IT IS gratifying that Government is actively grappling with the problem of the electricity deficit that the country is experiencing because of low water levels at Kariba Dam, which is a real danger to the economy.
However it is disheartening that some political actors have politicised the calamity attributing it to poor management.
Our argument has always been that there are times in the life of a nation that narrow sectional interests must give way to the greater national cause. This is one such occasion.
Climate change has affected the entire globe. In Panama, the newly dredged canal has been partially closed because of drought which is the result of the El Nino effect.
Yesterday, Cabinet sat to find solutions to the power deficit and the meeting will be continued tomorrow to find possible solutions to the electricity crisis.
We hope that Government will come out of the meeting with practical solutions which will ensure industries continue to run.
The Zambian industrial base largely depends on hydro-power as the source of its energy and any abrupt withdrawal from the source can be devastating.
This is because not many Zambians have embraced other modern sources of power such as solar or generators.
The alternatives for majority Zambians has been charcoal which has led to deforestation which has effects of climate change which affect the rain pattern and other climatic conditions.
Already, industry managers are complaining about the negative effects of power load shedding which has reduced their production hours.
The crippling electricity crisis has left Zambia with a deficit of 560 MW, a situation which is likely to get worse.
This is because it is estimated that electricity demand in Zambia grows by 200 MW annually.
With this reality, it is important that Government finish short and long term solutions to the power crisis.
While the short term solutions should be devised in anticipation of enough rains in the coming rainy season so that the water table is reachable, the long term solution should be with the view of how Zambia can manage her economy in the absence of enough rains to fill the rivers and dams.
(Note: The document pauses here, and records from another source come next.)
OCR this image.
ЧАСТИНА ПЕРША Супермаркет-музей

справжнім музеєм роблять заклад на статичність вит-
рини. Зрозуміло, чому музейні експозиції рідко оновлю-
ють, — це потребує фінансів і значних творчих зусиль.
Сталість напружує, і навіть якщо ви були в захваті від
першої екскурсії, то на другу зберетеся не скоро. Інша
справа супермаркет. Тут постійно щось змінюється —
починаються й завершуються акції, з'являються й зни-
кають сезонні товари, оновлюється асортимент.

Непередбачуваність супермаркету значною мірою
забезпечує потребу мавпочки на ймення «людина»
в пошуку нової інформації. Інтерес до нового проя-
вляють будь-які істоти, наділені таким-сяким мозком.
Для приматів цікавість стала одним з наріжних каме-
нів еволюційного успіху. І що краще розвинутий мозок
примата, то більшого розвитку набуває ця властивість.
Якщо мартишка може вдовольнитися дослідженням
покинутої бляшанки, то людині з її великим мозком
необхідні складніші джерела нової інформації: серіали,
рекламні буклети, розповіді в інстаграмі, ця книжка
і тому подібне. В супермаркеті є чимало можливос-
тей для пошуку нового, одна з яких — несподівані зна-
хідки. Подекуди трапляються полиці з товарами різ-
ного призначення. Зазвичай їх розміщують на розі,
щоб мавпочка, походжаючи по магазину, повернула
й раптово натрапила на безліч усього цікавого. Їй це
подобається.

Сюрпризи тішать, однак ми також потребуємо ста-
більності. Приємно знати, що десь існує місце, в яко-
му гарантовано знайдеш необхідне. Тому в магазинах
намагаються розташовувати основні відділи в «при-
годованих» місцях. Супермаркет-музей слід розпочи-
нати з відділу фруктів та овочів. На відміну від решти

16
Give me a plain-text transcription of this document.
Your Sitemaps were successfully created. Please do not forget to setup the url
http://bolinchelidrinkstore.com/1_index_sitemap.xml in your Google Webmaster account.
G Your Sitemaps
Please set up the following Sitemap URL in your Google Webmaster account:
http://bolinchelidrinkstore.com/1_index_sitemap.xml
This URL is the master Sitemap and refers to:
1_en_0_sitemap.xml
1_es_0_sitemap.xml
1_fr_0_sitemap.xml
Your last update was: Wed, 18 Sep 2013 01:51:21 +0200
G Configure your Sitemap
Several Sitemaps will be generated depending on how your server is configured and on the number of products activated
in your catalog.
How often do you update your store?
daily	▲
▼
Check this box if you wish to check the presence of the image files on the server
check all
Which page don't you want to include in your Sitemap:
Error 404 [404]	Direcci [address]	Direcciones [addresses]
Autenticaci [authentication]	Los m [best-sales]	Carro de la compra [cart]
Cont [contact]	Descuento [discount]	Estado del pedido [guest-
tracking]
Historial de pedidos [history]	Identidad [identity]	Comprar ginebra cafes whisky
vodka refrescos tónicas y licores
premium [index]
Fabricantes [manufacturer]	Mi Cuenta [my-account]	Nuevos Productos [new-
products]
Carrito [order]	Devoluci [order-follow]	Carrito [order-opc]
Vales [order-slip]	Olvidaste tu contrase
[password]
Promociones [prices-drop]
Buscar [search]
The load shedding that Zesco has embarked on should be proof enough that it cannot be business as usual as regards the use of energy sources such as electricity power.
It is heartening that since the power load shedding by Zesco, many industries have found alternatives such as generator sets and solar panels.
It is our belief that rather than finger pointing and playing the blame game on who in responsible for the power deficit, Zambians should come together and find means of beating the load shedding by suggesting Zesco power alternatives.
The problem we have however is everyone would like to be on hydro-power even when the alternative might be cheaper.
As Cabinet convenes tomorrow to conclude their meeting, it should not only look at hydro-power solutions but also policy decisions in the energy sector which will be long term.